Abstract

Background: mRNA SARS-CoV-2 vaccines are effective in reducing severe COVID-19 in the general population. However, a comprehensive study of the postvaccination immune response to SARS-CoV-2 has not been done in patients on dupilumab, benralizumab, or mepolizumab.

Aim: Assess the post-vaccination SARS-CoV-2-specific immune responses in patients on dupilumab, benralizumab, or mepolizumab.

Methods: We enrolled healthy controls and patients with severe asthma or atopic dermatitis on dupilumab, benralizumab, or mepolizumab in a prospective, observational trial. All subjects had an initial 2-dose SARS-CoV-2 mRNA vaccination. We used a multiplexed immunoassay to measure antibody levels, a pseudotyped virus luciferase-based assay and a life virus infection inhibition assay to quantify their neutralization activity, and spectral flow cytometry to quantify antigen-specific lymphocytes (using a SARS-CoV-2 protein tetramer-based detection for B cells and activation-induced markers for T cells after 24h incubation with viral peptides).

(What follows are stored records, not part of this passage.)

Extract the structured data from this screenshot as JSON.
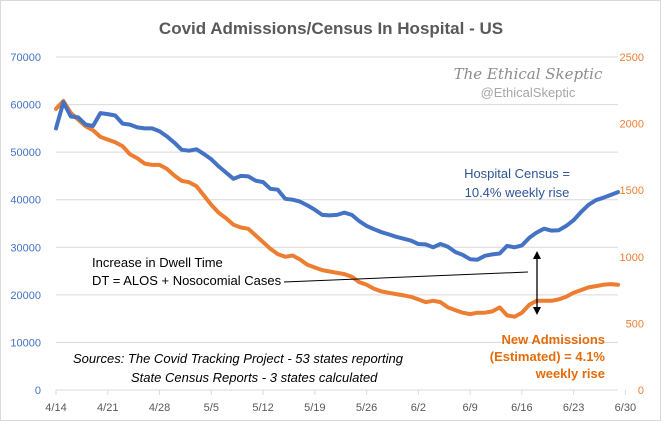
{
  "colors": {
    "census": "#4472c4",
    "admissions": "#ed7d31",
    "grid": "#d9d9d9",
    "title": "#595959"
  },
  "watermark": {
    "line1": "The Ethical Skeptic",
    "line2": "@EthicalSkeptic"
  },
  "annotations": {
    "census_label_1": "Hospital Census =",
    "census_label_2": "10.4% weekly rise",
    "dwell_line_1": "Increase in Dwell Time",
    "dwell_line_2": "DT = ALOS + Nosocomial Cases",
    "admissions_label_1": "New Admissions",
    "admissions_label_2": "(Estimated) = 4.1%",
    "admissions_label_3": "weekly rise",
    "sources_1": "Sources:  The Covid Tracking Project - 53 states reporting",
    "sources_2": "State Census Reports - 3 states calculated"
  },
  "chart_data": {
    "type": "line",
    "title": "Covid Admissions/Census  In Hospital  - US",
    "xlabel": "",
    "ylabel": "",
    "x_start": "4/14",
    "x_tick_labels": [
      "4/14",
      "4/21",
      "4/28",
      "5/5",
      "5/12",
      "5/19",
      "5/26",
      "6/2",
      "6/9",
      "6/16",
      "6/23",
      "6/30"
    ],
    "y_left": {
      "min": 0,
      "max": 70000,
      "ticks": [
        0,
        10000,
        20000,
        30000,
        40000,
        50000,
        60000,
        70000
      ]
    },
    "y_right": {
      "min": 0,
      "max": 2500,
      "ticks": [
        0,
        500,
        1000,
        1500,
        2000,
        2500
      ]
    },
    "grid": true,
    "series": [
      {
        "name": "Hospital Census",
        "axis": "left",
        "values": [
          55000,
          60500,
          57500,
          57300,
          55800,
          55500,
          58200,
          58000,
          57700,
          56000,
          55800,
          55200,
          55000,
          55000,
          54400,
          53300,
          52000,
          50500,
          50300,
          50600,
          49600,
          48500,
          47000,
          45700,
          44400,
          45000,
          44900,
          44000,
          43700,
          42300,
          42100,
          40200,
          40000,
          39600,
          38800,
          37900,
          36800,
          36700,
          36800,
          37300,
          36800,
          35500,
          34500,
          33800,
          33200,
          32700,
          32200,
          31800,
          31400,
          30700,
          30600,
          30000,
          30700,
          30100,
          29000,
          28400,
          27500,
          27400,
          28200,
          28500,
          28700,
          30300,
          30000,
          30400,
          32000,
          33100,
          33900,
          33500,
          33600,
          34500,
          35700,
          37400,
          38900,
          39900,
          40400,
          41000,
          41600
        ]
      },
      {
        "name": "New Admissions (Estimated)",
        "axis": "right",
        "values": [
          2110,
          2170,
          2080,
          2030,
          1980,
          1950,
          1900,
          1880,
          1860,
          1830,
          1770,
          1740,
          1700,
          1690,
          1690,
          1660,
          1610,
          1570,
          1560,
          1530,
          1460,
          1390,
          1330,
          1290,
          1240,
          1220,
          1210,
          1160,
          1110,
          1060,
          1020,
          1000,
          1010,
          980,
          940,
          920,
          900,
          890,
          880,
          870,
          850,
          810,
          790,
          760,
          740,
          730,
          720,
          710,
          700,
          680,
          660,
          670,
          660,
          620,
          600,
          580,
          570,
          580,
          580,
          590,
          620,
          560,
          550,
          580,
          640,
          670,
          670,
          670,
          680,
          700,
          730,
          750,
          770,
          780,
          790,
          795,
          790
        ]
      }
    ]
  }
}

Results: We collected samples from 46 healthy controls and 57 patients on biologics during a 6-month follow-up after the second vaccine dose. Compared to healthy controls, patients on biologics had lower levels of SARS-CoV-2 antibodies (p=0.001), pseudovirus neutralization (p=0.0002), live virus neutralization (p=0.0069), and frequencies of Spike-specific B cells (p=0.02). There were no significant differences in antigen-specific CD4 (p=0.26) or CD8 (p=0.70) T cells between the groups.

Conclusion: Post-vaccination SARS-CoV-2 antibody and B cell but not T cell responses are lower in patients on biologics than in healthy controls.